Settant’anni fa, una recluta in fase di addestramento dell’esercito americano a Fort Dix nel New Jersey inviò una lettera a Dwight D. Eisenhower, che allora era il primo comandante supremo delle forze alleate in Europa. Nella sua lettera, il soldato ha chiesto a Eisenhower se ci fosse qualcosa di più nel suo servizio rispetto a – cito – “uccidere o essere ucciso”.

Eisenhower era un realista navigato. Aveva visto da vicino la devastazione della guerra. Vedeva chiaramente le conseguenze di vita o di morte del mettere in gioco vite americane per difendere i nostri alleati. Eppure credeva ancora, come ha risposto in una lettera a quel soldato, che – cito – “i veri obiettivi umani comprendono qualcosa di molto più ricco e costruttivo della mera sopravvivenza dei forti”.
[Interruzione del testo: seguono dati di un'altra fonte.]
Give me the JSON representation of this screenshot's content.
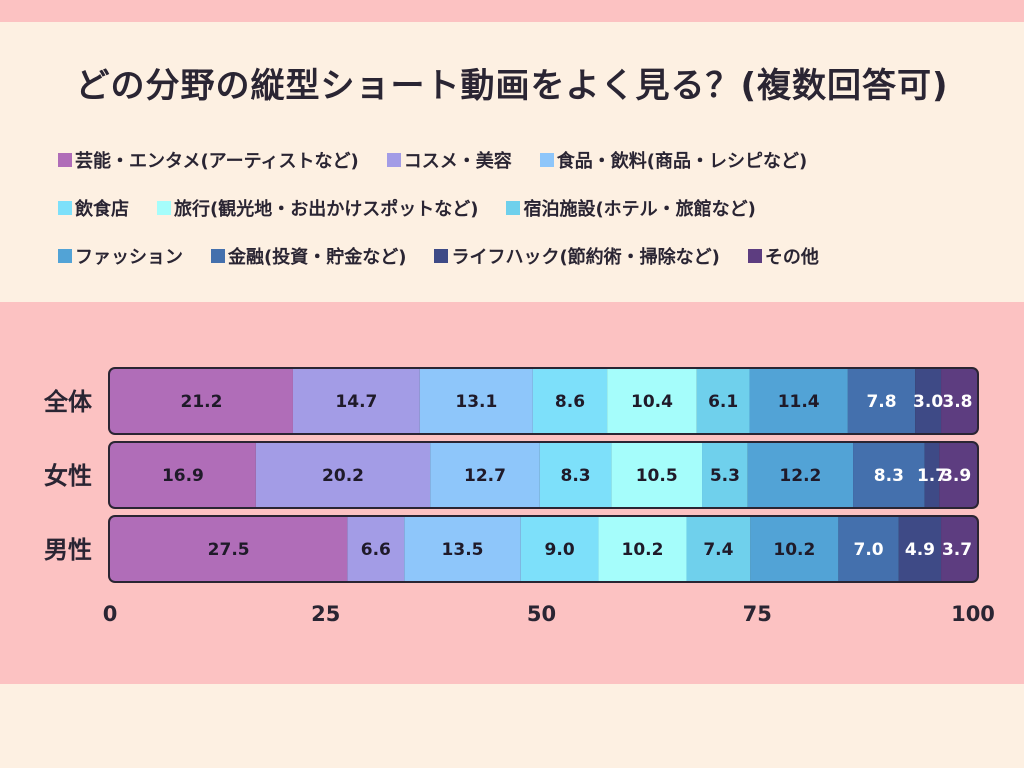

Gli Stati Uniti e i loro alleati, ha scritto, hanno dovuto lavorare insieme per costruire un sistema radicale di valori condivisi. E queste parole non erano così diverse dai valori che guidavano la nostra vita quotidiana negli Stati Uniti. Come disse Eisenhower, “tentare di risolvere con decenza, correttezza e giustizia la moltitudine di problemi che costantemente ci si presentano”. Ciò non significa cercare di risolvere tutti i problemi del mondo. Piuttosto, significa che quando dobbiamo affrontare un problema, non perdiamo di vista i nostri valori, che sono contemporaneamente fonte della nostra forza e della nostra umiltà. Eisenhower ha detto al soldato che sperava che le sue parole avrebbero fornito “un pochino di ottimismo e fede”.

Ora, Eisenhower non avrebbe potuto immaginarsi molte delle sfide che dobbiamo affrontare oggi. Ma sapeva che qualunque nuova minaccia fosse emersa, avremmo voluto affrontarla con partner che condividevano i nostri valori.

L’anno scorso è stato uno dei periodi più difficili nella storia delle nostre nazioni, e ancora non siamo usciti dalla crisi, anche se vediamo motivi di speranza. Ma la nostra collaborazione con alleati e partner ci fornisce più di un po’ di ottimismo e fiducia. Ci mostra la via da seguire: insieme, radicati nei nostri valori condivisi e impegnati non solo a ricostruire le nostre alleanze e partnership, ma a ricostruirle meglio. Se lo facciamo, non ci sono sfide che non possiamo superare e che non supereremo. Grazie mille.